美しい銀色の髪を肩ぐらいの長さで切りそろえ、青色の猫みたいな瞳に泣きぼくろ。胸元の開いたブラウスからは深い胸の谷間が覗いている。イプシロンとは違い、こっちは本物だ。
「何やってんだこいつ」
「初めてのお方ですね。初めまして、私がナツメ・カフカです。さ、本をこちらに」
アルファに次いで2人目の『シャドウガーデン』メンバーにして、『七陰』の第二席、『堅実』のベータである。
にっこりと微笑んだベータに僕は本を渡した。
サラサラと本にサインをするベータは、酷く手慣れているように見えた。
「儲かってる?」
「まずまずと言ったところですね。順調に名を広めております」
なるほど、つまりは僕らの話した物語で金儲けしているということか。
ガンマのように本業を持っているのは予想していたけど、まさかこんなことをしているとは思わなかった。

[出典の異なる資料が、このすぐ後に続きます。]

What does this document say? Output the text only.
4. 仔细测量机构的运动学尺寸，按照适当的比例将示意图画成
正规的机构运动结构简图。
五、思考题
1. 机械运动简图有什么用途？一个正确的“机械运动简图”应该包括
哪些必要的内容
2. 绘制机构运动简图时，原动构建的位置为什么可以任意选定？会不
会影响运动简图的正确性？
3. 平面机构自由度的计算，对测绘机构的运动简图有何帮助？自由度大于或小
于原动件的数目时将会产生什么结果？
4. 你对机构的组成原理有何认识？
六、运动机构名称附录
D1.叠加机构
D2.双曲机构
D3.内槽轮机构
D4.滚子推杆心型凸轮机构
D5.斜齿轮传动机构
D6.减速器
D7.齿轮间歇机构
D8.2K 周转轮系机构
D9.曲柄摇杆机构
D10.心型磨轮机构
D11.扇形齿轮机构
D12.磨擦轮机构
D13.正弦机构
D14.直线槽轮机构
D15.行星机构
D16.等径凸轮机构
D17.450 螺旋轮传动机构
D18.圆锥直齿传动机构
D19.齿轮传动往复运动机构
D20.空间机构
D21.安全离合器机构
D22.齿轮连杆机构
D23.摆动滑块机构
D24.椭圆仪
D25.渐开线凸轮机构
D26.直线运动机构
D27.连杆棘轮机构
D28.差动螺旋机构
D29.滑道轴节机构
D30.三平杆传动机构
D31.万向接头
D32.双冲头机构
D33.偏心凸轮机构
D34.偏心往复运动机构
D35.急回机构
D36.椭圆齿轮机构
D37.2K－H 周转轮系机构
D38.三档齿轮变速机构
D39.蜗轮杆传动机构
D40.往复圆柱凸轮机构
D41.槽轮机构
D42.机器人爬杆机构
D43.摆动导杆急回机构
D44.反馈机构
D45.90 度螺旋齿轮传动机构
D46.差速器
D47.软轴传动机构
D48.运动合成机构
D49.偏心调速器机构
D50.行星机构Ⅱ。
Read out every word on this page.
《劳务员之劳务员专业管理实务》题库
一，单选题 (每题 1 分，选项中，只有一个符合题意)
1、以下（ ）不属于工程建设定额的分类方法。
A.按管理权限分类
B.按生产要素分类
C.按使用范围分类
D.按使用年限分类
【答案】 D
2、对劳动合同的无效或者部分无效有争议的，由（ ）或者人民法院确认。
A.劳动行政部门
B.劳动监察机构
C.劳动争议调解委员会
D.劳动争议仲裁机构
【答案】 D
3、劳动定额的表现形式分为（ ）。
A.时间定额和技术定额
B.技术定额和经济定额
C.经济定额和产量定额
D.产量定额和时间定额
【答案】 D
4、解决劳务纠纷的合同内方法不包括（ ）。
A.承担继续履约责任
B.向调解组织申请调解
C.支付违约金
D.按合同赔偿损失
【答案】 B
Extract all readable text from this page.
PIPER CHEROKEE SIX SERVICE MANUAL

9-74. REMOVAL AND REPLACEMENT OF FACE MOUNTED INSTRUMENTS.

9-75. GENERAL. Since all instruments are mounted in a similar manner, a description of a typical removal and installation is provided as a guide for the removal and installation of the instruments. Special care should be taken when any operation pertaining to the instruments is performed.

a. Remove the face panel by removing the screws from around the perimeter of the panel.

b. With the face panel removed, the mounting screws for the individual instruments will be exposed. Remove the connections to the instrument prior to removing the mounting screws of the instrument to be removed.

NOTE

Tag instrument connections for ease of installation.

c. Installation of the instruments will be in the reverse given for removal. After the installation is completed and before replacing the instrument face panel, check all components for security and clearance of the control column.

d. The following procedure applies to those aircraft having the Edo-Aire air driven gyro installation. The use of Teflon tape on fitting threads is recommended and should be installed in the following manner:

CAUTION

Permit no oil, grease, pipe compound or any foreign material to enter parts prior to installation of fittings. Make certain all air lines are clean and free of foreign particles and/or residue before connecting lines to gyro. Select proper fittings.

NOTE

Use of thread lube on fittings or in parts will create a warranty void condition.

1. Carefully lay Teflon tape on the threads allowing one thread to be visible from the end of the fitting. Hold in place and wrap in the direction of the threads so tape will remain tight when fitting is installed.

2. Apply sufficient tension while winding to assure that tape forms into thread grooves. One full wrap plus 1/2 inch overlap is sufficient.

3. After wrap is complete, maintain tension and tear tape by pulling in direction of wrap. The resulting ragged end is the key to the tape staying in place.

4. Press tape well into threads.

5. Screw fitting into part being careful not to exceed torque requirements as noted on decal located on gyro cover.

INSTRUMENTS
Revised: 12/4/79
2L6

ガンマは自分の力で日本のものを再現したのにも関わらず、君は丸パクリして荒稼ぎしているとは……。
ベータくん、君には失望したよ。
僕は冷めた目でベータを見下ろしながらサイン本を受け取った。
「私は来賓として招かれています。内部の情報はある程度なら流せます。計画の詳細は本に書きました」
立ち去る直前、僕の耳にしか聞こえないくらいの声量でベータが告げた。
僕はそのまま目も合わせず、その場を後にした。
なるほど、ベータもスパイごっこをしているのか。
著名人の裏の顔は実は、組織と繋がっている諜報員……うん、いいね。
見直したよ、ベータくん。
どうやらみんなの中でスパイごっこが大流行しているらしい。
うーん、僕もそういうのやりたくなってきたな……敵組織のめちゃくちゃ強い実力者が絶体絶命のピンチに駆けつけて実はってやつ。うん、激アツ展開ってやつだ。
今すぐは無理だろうけど、タイミングがあったらやってみよう。
そういえば、ベータが計画の詳細とやらを書いたって言ってたな。
そう思って本を開くと、1ページ丸ごと古代文字がびっしり書かれていた。
何て書いてあるか全く分からないけど、大体の察しはつく。
所謂暗号文だ。今のベータはスパイだからその辺も気を配っているのだろう。
さすがはベータ、『ディアボロス教団』の設定を煮詰めただけはある。
僕は本を閉じて、ウキウキ気分で聖地観光を再開した。